Wem ist dieses Kunststück zuerst gelungen?

Atome wurden erstmals 1912 mit Hilfe von Röntgenstrahlen gesehen. Dies geschah durch den Deutschen Max von Laue und seine Mitarbeiter. Hier siehst du, was sie sahen, als sie Röntgenstrahlen mit einem Kristall aus Zinkblende streuten:

Abbildung 2. Röntgenfilm, der Atome in einem Kristall zeigt (https://commons.wikimedia.org/wiki/File:Laue-Cubic-Disoriented.PNG)

Es sieht nicht wirklich beeindruckend aus. Was sehe ich mir da eigentlich an?

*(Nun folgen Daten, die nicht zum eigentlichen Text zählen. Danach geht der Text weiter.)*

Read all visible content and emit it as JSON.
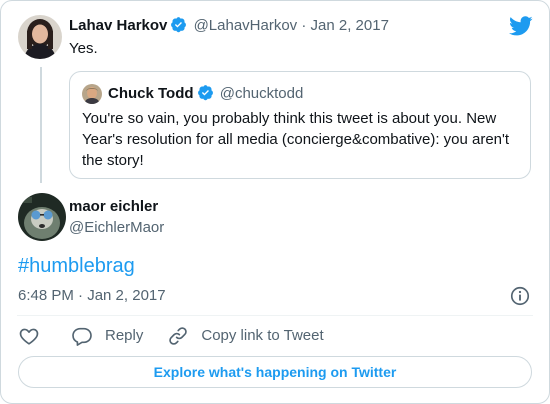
{
  "parent_tweet": {
    "name": "Lahav Harkov",
    "handle": "@LahavHarkov",
    "separator": "·",
    "date": "Jan 2, 2017",
    "text": "Yes."
  },
  "quoted_tweet": {
    "name": "Chuck Todd",
    "handle": "@chucktodd",
    "text": "You're so vain, you probably think this tweet is about you. New Year's resolution for all media (concierge&combative): you aren't the story!"
  },
  "main_tweet": {
    "name": "maor eichler",
    "handle": "@EichlerMaor",
    "hashtag": "#humblebrag",
    "timestamp": "6:48 PM · Jan 2, 2017"
  },
  "actions": {
    "reply_label": "Reply",
    "copy_link_label": "Copy link to Tweet"
  },
  "explore_button_label": "Explore what's happening on Twitter",
  "colors": {
    "twitter_blue": "#1d9bf0",
    "text_primary": "#0f1419",
    "text_secondary": "#536471",
    "border": "#cfd9de"
  },
  "icons": {
    "brand": "twitter-bird-icon",
    "verified": "verified-badge-icon",
    "info": "info-icon",
    "like": "heart-icon",
    "reply": "reply-bubble-icon",
    "copy_link": "link-icon"
  }
}
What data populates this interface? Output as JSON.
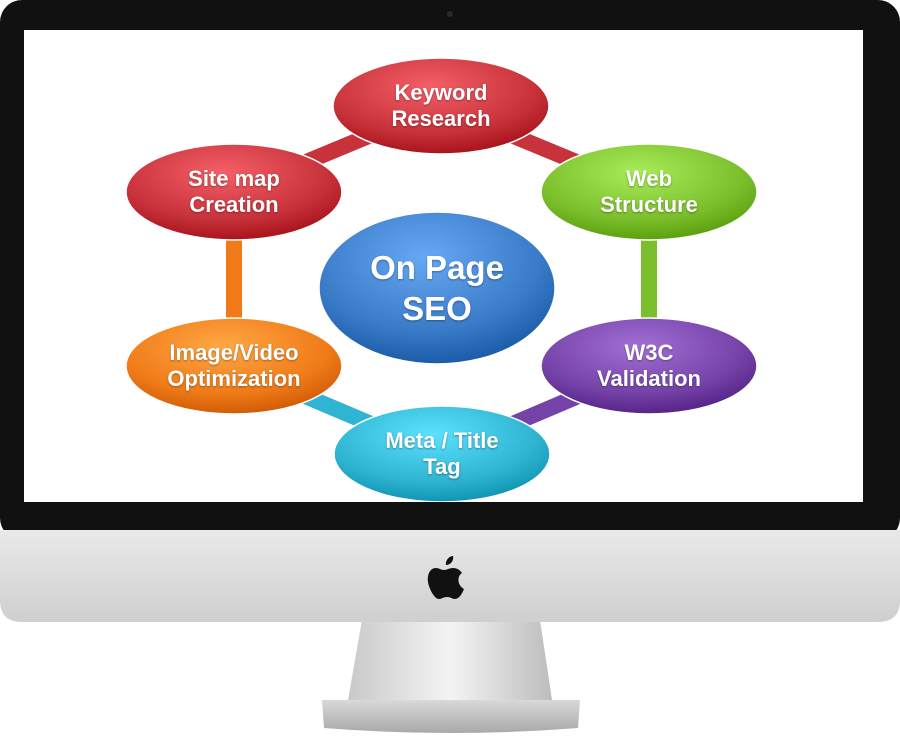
{
  "diagram": {
    "center": {
      "label": "On Page\nSEO",
      "color": "#3a7bc8"
    },
    "nodes": [
      {
        "id": "keyword-research",
        "label": "Keyword\nResearch",
        "color": "#c8323a"
      },
      {
        "id": "web-structure",
        "label": "Web\nStructure",
        "color": "#7cbf2d"
      },
      {
        "id": "w3c-validation",
        "label": "W3C\nValidation",
        "color": "#7543a8"
      },
      {
        "id": "meta-title-tag",
        "label": "Meta / Title\nTag",
        "color": "#2fb4d1"
      },
      {
        "id": "image-video-optimization",
        "label": "Image/Video\nOptimization",
        "color": "#f07b18"
      },
      {
        "id": "site-map-creation",
        "label": "Site map\nCreation",
        "color": "#c8323a"
      }
    ]
  },
  "device": {
    "logo_icon": "apple-logo-icon"
  }
}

Das ist wahr, aber es hat Max Planck und Albert Einstein begeistert. Denn das Bild zeigt zwei Dinge auf einmal. Erstens beweist es, dass Kristalle aus einem Gitter aus Atomen bestehen, und zweitens, dass Röntgenstrahlen Wellen sind.

Und wo ist das zu sehen?

Das Bild - das wurde schnell, wenn auch nicht sofort, verstanden - entsteht durch die Beugung (Diffraktion) elektromagnetischer Wellen an den Atomen des Kristalls. Die Punkte auf diesem Bild sind tatsächlich Atome.*

* Oder genauer, ihre Spuren. Noch direkter kann man die Atome in einem Feldionenmikroskop betrachten; siehe z.B. https://de.wikipedia.org/wiki/Feldionenmikroskop#/media/Datei:FIM-ImageW_11kV.jpg

OK, aber Atome werden erst seit kurzer Zeit beobachtet. Immerhin wurde ihre Existenz lange Zeit angezweifelt. Ich kann mir vorstellen, dass das Argument des Heiligen Thomas mehr als einmal vorgebracht wurde. Ich glaube es erst, wenn ich es sehe.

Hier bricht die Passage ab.